Kūṭadanta, impressionné par ce récit, pose alors la question cruciale : « Existe-t-il un sacrifice moins difficile et plus méritoire que celui-ci ? »

Le Bouddha répond par l’affirmative et dresse une échelle de valeurs ascendante, redéfinissant le mot « sacrifice » (ou offrande) :

  1. La générosité quotidienne : Offrir des dons aux ascètes vertueux et aux nécessiteux.
  2. Le soutien à la communauté : Construire un refuge (Vihara) pour le Sangha.
  3. L’engagement personnel : Prendre refuge dans le Bouddha, le Dhamma et le Sangha avec un cœur confiant.
  4. L’éthique : Respecter les préceptes moraux (ne pas tuer, ne pas voler, ne pas mentir, etc.).

Mais le sommet du sacrifice, explique le Bouddha, est intérieur. C’est le renoncement, la maîtrise de soi, la méditation profonde (Jhanas) et la vision pénétrante qui mène à la libération totale (Nibbana). C’est le sacrifice ultime de l’ego et des passions.

Le dénouement heureux

Le discours frappe Kūṭadanta en plein cœur. Sa vision du monde bascule. Il comprend que le rituel sanglant qu’il préparait est non seulement inutile, mais inférieur aux simples actes de vertu.

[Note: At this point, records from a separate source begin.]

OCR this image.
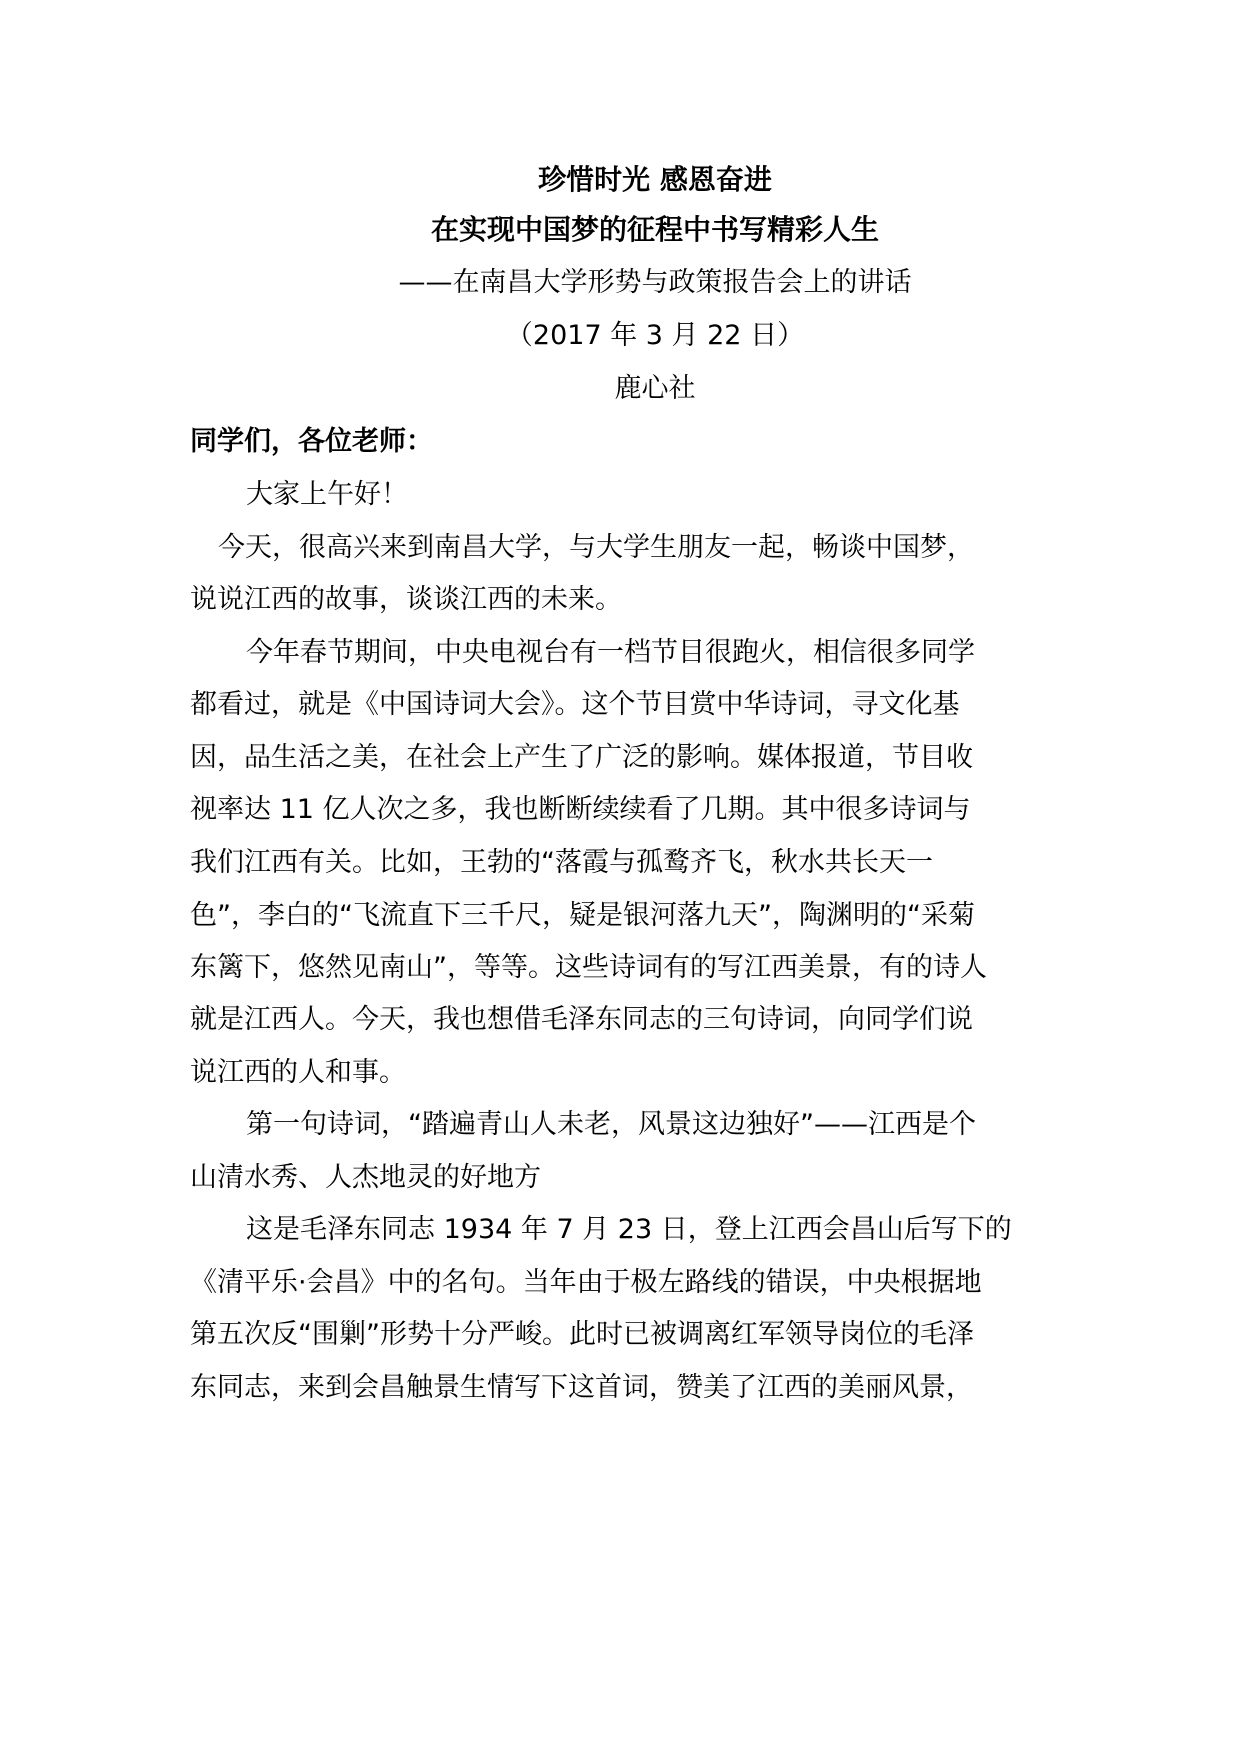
珍惜时光 感恩奋进
在实现中国梦的征程中书写精彩人生
——在南昌大学形势与政策报告会上的讲话
（2017 年 3 月 22 日）
鹿心社
同学们，各位老师：
大家上午好！
今天，很高兴来到南昌大学，与大学生朋友一起，畅谈中国梦，
说说江西的故事，谈谈江西的未来。
今年春节期间，中央电视台有一档节目很跑火，相信很多同学
都看过，就是《中国诗词大会》。这个节目赏中华诗词，寻文化基
因，品生活之美，在社会上产生了广泛的影响。媒体报道，节目收
视率达 11 亿人次之多，我也断断续续看了几期。其中很多诗词与
我们江西有关。比如，王勃的“落霞与孤鹜齐飞，秋水共长天一
色”，李白的“飞流直下三千尺，疑是银河落九天”，陶渊明的“采菊
东篱下，悠然见南山”，等等。这些诗词有的写江西美景，有的诗人
就是江西人。今天，我也想借毛泽东同志的三句诗词，向同学们说
说江西的人和事。
第一句诗词，“踏遍青山人未老，风景这边独好”——江西是个
山清水秀、人杰地灵的好地方
这是毛泽东同志 1934 年 7 月 23 日，登上江西会昌山后写下的
《清平乐·会昌》中的名句。当年由于极左路线的错误，中央根据地
第五次反“围剿”形势十分严峻。此时已被调离红军领导岗位的毛泽
东同志，来到会昌触景生情写下这首词，赞美了江西的美丽风景，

Il prend refuge dans les Trois Joyaux et, dans un geste final magnifique, il s’écrie :

« Je libère les sept cents taureaux, les sept cents chèvres et les sept cents béliers ! Qu’on leur donne de l’herbe verte et de l’eau fraîche. Qu’ils vivent ! »

Le champ de mort devient un lieu de vie. Le Sutta se termine par un repas offert au Bouddha, remplaçant le sang par la nourriture et le partage.


Ce qu’il faut retenir : Le Kūṭadantasutta nous rappelle que la véritable prospérité d’une société ne vient pas de rituels superstitieux ou de la force brute, mais de la justice économique et sociale. Et sur le plan personnel, il enseigne que le plus grand « sacrifice » n’est pas ce que l’on détruit à l’extérieur, mais la discipline et la bonté que l’on cultive à l’intérieur.